Paul: Targetting our families is so outrageous! Were there any notable patterns or tactics used by the trolls that stood out to you?
I noticed that the harassment from a handful of people has escalated over the years as my patient advocacy has flourished. The early days of such harassment involved calls to retract my published articles on alternative medicine and bizarre covert forms of harassment such as quoting me verbatim, as well as the words of my supporters. The frequency and intensity of the harassment escalated over the years to more explicit defamation, dog piles, and collecting and posting my content with a view toward incitement of harassment as if I were their human stamp collection.
Paul: After reading about the Masked Torturer and Deluded Martyr trolls, do you feel these profiles fit your experience? What might be missing?
I’m very grateful to you for writing your piece because I believe it can help people understand the nature of harassment in a nuanced way and help others who experience harassment not feel so alone. I’ve indeed encountered harassment that feels consistent with both of the profiles you’ve described. I think your “Deluded Martyr” profile does well at capturing the grandiosity and fantasy components of narcissism that I suspect drive much of the harassment toward my efforts.
Paul: Were friends, family, or colleagues supportive during the harassment?
I’m fortunate to have strong social support and coping skills, which allow me to manage harassment effectively. Many people are chased off social media due to these attacks and no one should blame them. Science communication isn’t for everyone and there’s no reason to continue if it’s negatively impacting someone’s mental health. Emotion regulation skills and reaching out for support are paramount if one decides to engage in science communication in the face of harassment.
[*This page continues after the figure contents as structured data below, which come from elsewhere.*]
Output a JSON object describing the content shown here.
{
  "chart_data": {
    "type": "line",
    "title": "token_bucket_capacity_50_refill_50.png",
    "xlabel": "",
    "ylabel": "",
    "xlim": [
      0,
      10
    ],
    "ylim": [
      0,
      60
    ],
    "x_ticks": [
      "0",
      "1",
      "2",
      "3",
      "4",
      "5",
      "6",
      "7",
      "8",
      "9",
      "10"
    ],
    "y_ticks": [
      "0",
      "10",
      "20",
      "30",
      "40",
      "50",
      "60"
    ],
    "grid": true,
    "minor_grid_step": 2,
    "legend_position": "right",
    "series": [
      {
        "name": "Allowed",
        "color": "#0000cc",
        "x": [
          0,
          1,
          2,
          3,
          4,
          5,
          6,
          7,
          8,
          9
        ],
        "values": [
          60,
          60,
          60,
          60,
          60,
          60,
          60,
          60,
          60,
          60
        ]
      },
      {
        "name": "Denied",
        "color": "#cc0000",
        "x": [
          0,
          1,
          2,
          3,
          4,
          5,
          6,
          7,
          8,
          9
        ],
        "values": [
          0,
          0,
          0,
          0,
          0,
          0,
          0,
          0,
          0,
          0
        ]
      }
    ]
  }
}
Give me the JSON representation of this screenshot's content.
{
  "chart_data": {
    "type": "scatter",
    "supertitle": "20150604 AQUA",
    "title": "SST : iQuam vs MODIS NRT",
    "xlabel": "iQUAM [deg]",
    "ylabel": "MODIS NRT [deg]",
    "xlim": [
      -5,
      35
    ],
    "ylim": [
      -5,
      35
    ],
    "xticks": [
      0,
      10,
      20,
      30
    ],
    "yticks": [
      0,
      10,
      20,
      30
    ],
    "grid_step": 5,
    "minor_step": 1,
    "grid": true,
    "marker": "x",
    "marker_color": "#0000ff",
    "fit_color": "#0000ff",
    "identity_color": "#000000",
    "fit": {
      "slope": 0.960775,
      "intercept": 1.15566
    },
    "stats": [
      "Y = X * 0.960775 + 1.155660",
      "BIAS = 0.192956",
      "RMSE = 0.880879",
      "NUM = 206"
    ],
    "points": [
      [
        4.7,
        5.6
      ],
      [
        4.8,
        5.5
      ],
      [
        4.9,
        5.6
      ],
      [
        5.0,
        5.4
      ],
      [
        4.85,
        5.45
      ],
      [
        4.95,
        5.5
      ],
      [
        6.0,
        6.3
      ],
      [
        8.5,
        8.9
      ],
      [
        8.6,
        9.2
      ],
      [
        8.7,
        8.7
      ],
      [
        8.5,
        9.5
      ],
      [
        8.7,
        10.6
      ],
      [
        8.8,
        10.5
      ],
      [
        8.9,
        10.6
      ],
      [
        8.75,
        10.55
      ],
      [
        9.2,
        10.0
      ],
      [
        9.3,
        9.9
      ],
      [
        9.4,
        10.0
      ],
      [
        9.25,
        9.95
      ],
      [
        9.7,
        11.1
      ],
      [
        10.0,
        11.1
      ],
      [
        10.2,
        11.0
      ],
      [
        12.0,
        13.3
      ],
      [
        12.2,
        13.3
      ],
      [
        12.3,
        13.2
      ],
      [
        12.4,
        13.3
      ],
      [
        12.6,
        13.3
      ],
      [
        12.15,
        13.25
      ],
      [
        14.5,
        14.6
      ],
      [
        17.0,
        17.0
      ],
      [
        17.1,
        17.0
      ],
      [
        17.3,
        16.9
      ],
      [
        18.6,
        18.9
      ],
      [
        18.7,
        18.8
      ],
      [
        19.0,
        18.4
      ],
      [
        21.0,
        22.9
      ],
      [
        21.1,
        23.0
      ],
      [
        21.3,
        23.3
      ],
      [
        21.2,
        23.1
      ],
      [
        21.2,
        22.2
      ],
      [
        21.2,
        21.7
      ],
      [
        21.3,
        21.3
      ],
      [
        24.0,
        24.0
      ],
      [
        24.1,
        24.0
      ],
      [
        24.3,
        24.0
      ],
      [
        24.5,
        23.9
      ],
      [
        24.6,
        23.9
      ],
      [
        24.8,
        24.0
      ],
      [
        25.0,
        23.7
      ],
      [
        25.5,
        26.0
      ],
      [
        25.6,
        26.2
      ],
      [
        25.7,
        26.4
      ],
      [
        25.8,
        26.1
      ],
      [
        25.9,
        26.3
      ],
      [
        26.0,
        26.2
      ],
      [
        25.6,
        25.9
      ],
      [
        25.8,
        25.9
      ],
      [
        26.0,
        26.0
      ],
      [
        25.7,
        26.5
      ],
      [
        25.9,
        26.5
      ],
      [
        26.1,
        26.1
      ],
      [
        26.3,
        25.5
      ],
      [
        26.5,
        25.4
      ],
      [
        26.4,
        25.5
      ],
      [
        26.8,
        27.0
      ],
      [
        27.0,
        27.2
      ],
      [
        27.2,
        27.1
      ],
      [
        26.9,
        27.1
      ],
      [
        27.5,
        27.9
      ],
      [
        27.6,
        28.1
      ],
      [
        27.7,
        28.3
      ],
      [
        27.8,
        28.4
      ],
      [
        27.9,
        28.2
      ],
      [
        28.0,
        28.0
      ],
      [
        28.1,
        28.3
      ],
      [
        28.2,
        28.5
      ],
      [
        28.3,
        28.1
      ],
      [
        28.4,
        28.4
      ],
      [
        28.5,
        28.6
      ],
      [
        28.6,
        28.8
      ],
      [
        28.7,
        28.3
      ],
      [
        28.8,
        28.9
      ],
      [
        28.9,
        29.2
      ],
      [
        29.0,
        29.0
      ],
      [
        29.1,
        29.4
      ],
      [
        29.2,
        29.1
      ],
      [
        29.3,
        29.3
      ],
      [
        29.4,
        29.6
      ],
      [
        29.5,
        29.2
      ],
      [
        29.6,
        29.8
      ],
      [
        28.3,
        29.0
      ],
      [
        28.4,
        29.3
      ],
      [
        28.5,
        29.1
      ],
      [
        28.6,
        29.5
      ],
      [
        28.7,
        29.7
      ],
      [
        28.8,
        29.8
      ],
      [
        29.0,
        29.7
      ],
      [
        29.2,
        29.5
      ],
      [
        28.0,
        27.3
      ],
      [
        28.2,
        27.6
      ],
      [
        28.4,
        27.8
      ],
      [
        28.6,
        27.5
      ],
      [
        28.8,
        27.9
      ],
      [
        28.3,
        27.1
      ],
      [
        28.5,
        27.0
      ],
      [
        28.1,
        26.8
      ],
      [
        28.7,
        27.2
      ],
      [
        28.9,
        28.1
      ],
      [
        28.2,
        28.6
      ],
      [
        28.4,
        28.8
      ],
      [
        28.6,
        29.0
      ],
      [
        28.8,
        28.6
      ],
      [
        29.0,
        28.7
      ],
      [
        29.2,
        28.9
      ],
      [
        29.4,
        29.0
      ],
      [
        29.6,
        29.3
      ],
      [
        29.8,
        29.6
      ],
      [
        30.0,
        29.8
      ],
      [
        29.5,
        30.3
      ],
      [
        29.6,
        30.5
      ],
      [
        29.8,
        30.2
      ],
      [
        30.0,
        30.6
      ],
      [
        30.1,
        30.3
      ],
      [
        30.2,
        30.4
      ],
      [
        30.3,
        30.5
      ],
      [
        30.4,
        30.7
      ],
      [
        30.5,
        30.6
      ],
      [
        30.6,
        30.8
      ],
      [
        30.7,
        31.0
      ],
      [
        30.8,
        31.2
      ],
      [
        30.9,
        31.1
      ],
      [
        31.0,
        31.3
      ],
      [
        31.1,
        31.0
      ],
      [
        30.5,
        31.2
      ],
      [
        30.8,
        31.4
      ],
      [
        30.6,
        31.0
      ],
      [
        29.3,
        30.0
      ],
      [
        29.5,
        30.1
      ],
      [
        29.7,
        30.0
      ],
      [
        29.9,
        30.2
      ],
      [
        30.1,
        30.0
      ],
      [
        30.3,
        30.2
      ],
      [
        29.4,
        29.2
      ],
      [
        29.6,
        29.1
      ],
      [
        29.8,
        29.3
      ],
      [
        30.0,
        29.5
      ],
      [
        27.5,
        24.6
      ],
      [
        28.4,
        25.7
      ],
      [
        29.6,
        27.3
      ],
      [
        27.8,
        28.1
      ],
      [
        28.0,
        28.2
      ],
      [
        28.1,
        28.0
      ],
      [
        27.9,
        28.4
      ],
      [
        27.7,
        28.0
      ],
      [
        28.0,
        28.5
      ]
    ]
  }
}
Paul: Yeah, I think my psychotherapy training has helped a lot in this arena too. What advice would you give to someone else going through a similar experience with harassment?
For people who are new to science communication, it’s important to remember that trolling, harassment, and personal attacks can sometimes come with the territory. And that you’re not alone. This article in Nature provides a glimmer into its prevalence on social media.
It’s important to never take insults personally, as it reflects the headspace of the people lobbing the attacks, which are often directed not at you per se, but rather a distorted view and set of ideas about who they think you are.
Paul: Looking back, do you feel you’ve grown or changed from the experience of dealing with the harassment?
Personally, my experience of harassment has only strengthened my resolve to continue my patient advocacy work. I feel grateful to receive overwhelming and heart-warming messages of support voicing that my efforts have made meaningful differences toward improving people’s lives and health outcomes. And that’s everything. I find that extremely rewarding—and it’s satisfying to know that ultimately, the abuse from my harassers doesn’t matter.
It's also helpful to remember that those who engage in harassment have their own problems to work through and heal from in order to figure out what drives their behaviour. And that’s their responsibility, not ours.
Paul: Well said. Thanks for all this, Jonathan. I’ve learned a lot from hearing your story and I’m sure others will too.